L'ex-enseignant robervalois Jimmy Saint-Pierre écope d'une peine d'emprisonnement de 42 mois pour s'être adonné au trafic de stupéfiants.

Le fait que St-Pierre soit un récidiviste n'a pas aidé sa cause aux yeux du juge Paul Guimond. L'homme avait purgé une peine de 18 mois en 2013. Et quelques mois plus tard, il se faisait prendre en possession de 10 grammes de cocaïne, 420 comprimés de méthamphétamine et d'ecstasy et près de 140 grammes de cannabis. L'absence de volonté de réhabilitation, un rapport prédécisionnel peu flatteur et sa planification pour le trafic ont fait pencher le juge vers cette peine qui se trouve à mi-chemin de ce que demandaient les procureurs.

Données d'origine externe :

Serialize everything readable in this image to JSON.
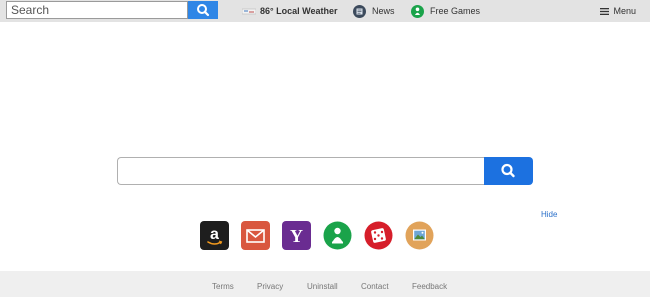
{
  "top_bar": {
    "search_placeholder": "Search",
    "weather_label": "86° Local Weather",
    "news_label": "News",
    "games_label": "Free Games",
    "menu_label": "Menu"
  },
  "main": {
    "search_placeholder": "",
    "hide_label": "Hide"
  },
  "shortcuts": [
    {
      "name": "amazon",
      "color": "#1e1e1e"
    },
    {
      "name": "mail",
      "color": "#d9573f"
    },
    {
      "name": "yahoo",
      "color": "#6a2c91"
    },
    {
      "name": "games",
      "color": "#1aa34a"
    },
    {
      "name": "dice",
      "color": "#d61e2a"
    },
    {
      "name": "photos",
      "color": "#e1a35a"
    }
  ],
  "footer": {
    "links": [
      "Terms",
      "Privacy",
      "Uninstall",
      "Contact",
      "Feedback"
    ]
  },
  "colors": {
    "accent": "#1c71e0",
    "top_bar_bg": "#e3e3e3",
    "footer_bg": "#efefef",
    "link": "#2a6fc9"
  }
}
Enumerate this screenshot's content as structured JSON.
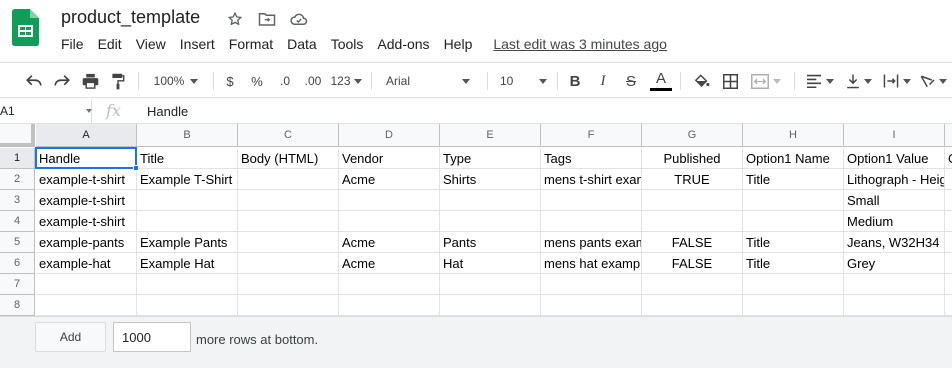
{
  "app": {
    "title": "product_template",
    "last_edit": "Last edit was 3 minutes ago",
    "brand_color": "#0F9D58"
  },
  "menu": [
    "File",
    "Edit",
    "View",
    "Insert",
    "Format",
    "Data",
    "Tools",
    "Add-ons",
    "Help"
  ],
  "toolbar": {
    "zoom": "100%",
    "currency": "$",
    "percent": "%",
    "decrease_decimal": ".0",
    "increase_decimal": ".00",
    "more_formats": "123",
    "font": "Arial",
    "font_size": "10",
    "bold": "B",
    "italic": "I",
    "strike": "S",
    "text_color_letter": "A",
    "icons": [
      "undo-icon",
      "redo-icon",
      "print-icon",
      "paint-format-icon",
      "fill-color-icon",
      "borders-icon",
      "merge-cells-icon",
      "horizontal-align-icon",
      "vertical-align-icon",
      "text-wrap-icon",
      "text-rotation-icon"
    ]
  },
  "formula_bar": {
    "cell_ref": "A1",
    "fx": "fx",
    "content": "Handle"
  },
  "grid": {
    "column_letters": [
      "A",
      "B",
      "C",
      "D",
      "E",
      "F",
      "G",
      "H",
      "I",
      ""
    ],
    "row_numbers": [
      "1",
      "2",
      "3",
      "4",
      "5",
      "6",
      "7",
      "8"
    ],
    "rows": [
      [
        "Handle",
        "Title",
        "Body (HTML)",
        "Vendor",
        "Type",
        "Tags",
        "Published",
        "Option1 Name",
        "Option1 Value",
        "O"
      ],
      [
        "example-t-shirt",
        "Example T-Shirt",
        "",
        "Acme",
        "Shirts",
        "mens t-shirt example",
        "TRUE",
        "Title",
        "Lithograph - Height",
        ""
      ],
      [
        "example-t-shirt",
        "",
        "",
        "",
        "",
        "",
        "",
        "",
        "Small",
        ""
      ],
      [
        "example-t-shirt",
        "",
        "",
        "",
        "",
        "",
        "",
        "",
        "Medium",
        ""
      ],
      [
        "example-pants",
        "Example Pants",
        "",
        "Acme",
        "Pants",
        "mens pants example",
        "FALSE",
        "Title",
        "Jeans, W32H34",
        ""
      ],
      [
        "example-hat",
        "Example Hat",
        "",
        "Acme",
        "Hat",
        "mens hat example",
        "FALSE",
        "Title",
        "Grey",
        ""
      ],
      [
        "",
        "",
        "",
        "",
        "",
        "",
        "",
        "",
        "",
        ""
      ],
      [
        "",
        "",
        "",
        "",
        "",
        "",
        "",
        "",
        "",
        ""
      ]
    ],
    "centered_columns": [
      6
    ],
    "selected_cell": "A1",
    "selection_color": "#1a73e8"
  },
  "footer": {
    "add_label": "Add",
    "rows_value": "1000",
    "suffix_text": "more rows at bottom."
  }
}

La Couronne exigeait sept ans d'emprisonnement tandis que l'avocat de Saint-Pierre, Denis Otis, a plaidé pour deux ans moins un jour.

Thérapie suggérée

Le juge Guimond ne pense pas que sa séparation survenue en 2009 puisse expliquer que ce détenteur d'un diplôme universitaire ait décidé de poursuivre sur les chemins de la criminalité, après avoir eu un sérieux premier avertissement. Une thérapie psychologique et toxicologique serait bénéfique pour lui, a suggéré le juge sans toutefois l'imposer.

Même si Saint-Pierre n'était pas considéré comme un gros vendeur, le magistrat a rappelé que le « trafic de stupéfiants est un fléau qui cause des ravages sociaux importants ».

Sur les 42 mois d'emprisonnement imposé, il faut retrancher un an, neuf mois et 25 jours de détention préventive, ce qui envoie tout de même Saint-Pierre dans un pénitencier.